Spy in Sky CCTV cameras over the White Cliffs of Dover tomorrow? Just you wait and see…
Posted: 25th January 2010 | No Comments »Update 26 Jan. Eminent and highly respected commentator Simon Jenkins has just added a new angle on the focus for this blog which illustrates how key the issue of money may be – and can be found in full here
Just to cheer us all up on a rainy start to the week in London, I bring news that our real Big Brother in Britain plans to use unmanned spy drone cameras to look after us even better than before. Ah, how lovely you may think. But maybe not…
Frankly, the idea of UK police using such high-tech spy- in-the-sky kit, currently deployed in war zones like Afghanistan, but now for ‘routine’ monitoring of riders, motorists and protesters, in our occasionally Green and Pleasant Land – does not fill me with great joy at all. There are also some bloggers out there like BB Watch who take a very dim view of this latest news. To be fair though, these new additions to the armoury of surveillance kit our governors and private enforcement companies have to hand are not called spy drones at all. Oh no.
It seems, according to responses to a Freedom of Information FOI request submitted by the Guardian that the folk who make this kit are the arms manufacturer BAE Systems, and they produce a range of ‘unmanned aerial vehicles’ aka UAVs. Worryingly though for some of us perhaps, good old BAE is converting a fleet of UAVs from use in warfare to use by a consortium of government agencies led by Kent police.
The FOI request forced release of report documents from the soothingly titled South Coast Partnership. But it turns out that this is a Home Office-backed project in which Kent police and others are developing a national drone plan with BAE.
Their report reveals the following news:
“Five other police forces have signed up to the scheme, which is considered a pilot preceding the countrywide adoption of the technology for “surveillance, monitoring and evidence gathering”. The partnership’s stated mission is to introduce drones “into the routine work of the police, border authorities and other government agencies” across the UK.”

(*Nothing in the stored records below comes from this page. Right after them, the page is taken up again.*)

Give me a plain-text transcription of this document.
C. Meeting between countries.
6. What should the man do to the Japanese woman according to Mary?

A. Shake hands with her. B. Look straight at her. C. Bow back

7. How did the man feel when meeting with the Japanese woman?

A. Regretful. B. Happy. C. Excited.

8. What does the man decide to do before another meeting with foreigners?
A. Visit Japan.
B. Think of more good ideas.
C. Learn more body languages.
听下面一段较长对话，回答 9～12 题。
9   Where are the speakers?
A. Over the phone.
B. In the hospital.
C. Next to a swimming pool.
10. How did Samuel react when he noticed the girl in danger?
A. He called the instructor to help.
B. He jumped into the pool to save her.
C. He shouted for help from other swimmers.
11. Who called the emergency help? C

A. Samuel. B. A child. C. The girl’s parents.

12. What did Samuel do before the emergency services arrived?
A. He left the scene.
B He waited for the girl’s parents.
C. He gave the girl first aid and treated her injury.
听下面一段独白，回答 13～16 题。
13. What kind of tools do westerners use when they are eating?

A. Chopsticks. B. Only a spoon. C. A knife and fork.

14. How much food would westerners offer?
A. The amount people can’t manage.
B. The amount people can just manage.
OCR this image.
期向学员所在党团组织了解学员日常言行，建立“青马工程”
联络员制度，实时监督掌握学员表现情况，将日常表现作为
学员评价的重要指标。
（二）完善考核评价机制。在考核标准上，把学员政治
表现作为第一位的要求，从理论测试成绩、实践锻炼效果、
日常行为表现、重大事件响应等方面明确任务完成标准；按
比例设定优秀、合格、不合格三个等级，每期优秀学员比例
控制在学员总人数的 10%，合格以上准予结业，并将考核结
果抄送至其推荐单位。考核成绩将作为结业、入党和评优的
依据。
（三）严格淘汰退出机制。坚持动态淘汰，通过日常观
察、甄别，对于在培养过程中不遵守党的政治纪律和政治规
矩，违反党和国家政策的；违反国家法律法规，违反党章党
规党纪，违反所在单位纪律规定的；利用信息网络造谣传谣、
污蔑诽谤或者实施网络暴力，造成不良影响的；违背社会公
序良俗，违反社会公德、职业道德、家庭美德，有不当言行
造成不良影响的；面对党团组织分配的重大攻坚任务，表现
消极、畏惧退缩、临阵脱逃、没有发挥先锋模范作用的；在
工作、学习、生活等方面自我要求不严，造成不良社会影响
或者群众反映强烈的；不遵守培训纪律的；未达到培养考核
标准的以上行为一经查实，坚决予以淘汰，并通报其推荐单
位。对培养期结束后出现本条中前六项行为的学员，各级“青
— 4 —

So there you go then. And all I can say to anyone who is starting to harbour suspicions that this plan may not be entirely driven by an earnest desire to look after us all better than ever, is that you could be in danger. And the danger you’d be in is of joining that widely reviled group called sceptics. And for those who go further with thoughts that a primary driver for getting this kit into action is to dish out loads more revenue generating penalty charge notices PCNs, for such heinous crimes as exceeding speed limits by a few mile and hour etc., could be in graver danger still. You could be heading down the slippery slopes to the doom of becoming an extreme cynic. By the Cringe!